He looked at her, fingers tight in her own. “Yes.”

“Will you forgive yourself, if I forgive you?”

His fingers twitched. “It may take me a bit longer for that.”

“I haven’t been fair to you. We should have talked to each other. I missed you. I was angry, but I still missed you, even this last month while we’ve been in the same house.”
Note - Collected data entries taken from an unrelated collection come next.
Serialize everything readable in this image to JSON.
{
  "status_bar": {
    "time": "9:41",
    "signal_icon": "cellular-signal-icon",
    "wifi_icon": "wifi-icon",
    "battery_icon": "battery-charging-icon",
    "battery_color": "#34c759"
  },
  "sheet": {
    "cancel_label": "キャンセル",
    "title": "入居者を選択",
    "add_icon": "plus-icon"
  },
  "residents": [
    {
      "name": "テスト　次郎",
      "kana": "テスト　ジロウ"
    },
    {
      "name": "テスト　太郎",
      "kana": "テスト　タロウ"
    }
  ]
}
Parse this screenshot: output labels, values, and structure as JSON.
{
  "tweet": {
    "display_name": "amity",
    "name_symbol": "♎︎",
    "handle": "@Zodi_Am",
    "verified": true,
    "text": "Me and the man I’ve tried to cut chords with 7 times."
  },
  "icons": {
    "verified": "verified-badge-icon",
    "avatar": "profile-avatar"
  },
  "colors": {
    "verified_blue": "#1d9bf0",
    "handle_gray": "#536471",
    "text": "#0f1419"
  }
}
He let out a low sound, somewhere between a groan and a sob, and pulled her up onto the couch with him, wrapping her in his arms. She flinched at first, and he made to let go, but she pressed closer, burrowing into the warmth of him, his broad shoulders, his big hands. The next morning, Yusuf and Andromache found them tangled together, asleep on the couch, and Yusuf made some quip about Quỳnh stealing his man, and Andromache rolled her eyes, and for the first time things felt easy again, like they used to. Nico followed her like a shadow for the rest of their time on Malta, hardly ever more than a pace or two away; and every time she spoke he looked at her like she was some sort of miracle. Which, she supposes, she was.

Now, she sips at the coffee he made her, eventually gets up enough energy to ask the question that has nagged at her since she first saw him again, that she kept unsaid through the weeks when they circled each other like feral cats and the months of relearned trust.

“You don’t wear the cross anymore,” she says, nodding towards his neck where the leather cord and small wooden cross used to hang. He’d had it since she and Andromache first knew him, though he didn’t wear it for the first century or so. It was a gift from Yusuf, to replace one he’d had since birth, torn from his neck and thrown into the desert shortly after they’d stopped killing each other, after they’d left the burning remains of Jerusalem for which his people were responsible. He’d hung it around his neck again around the time the great plague swept across Europe and worn it ever since.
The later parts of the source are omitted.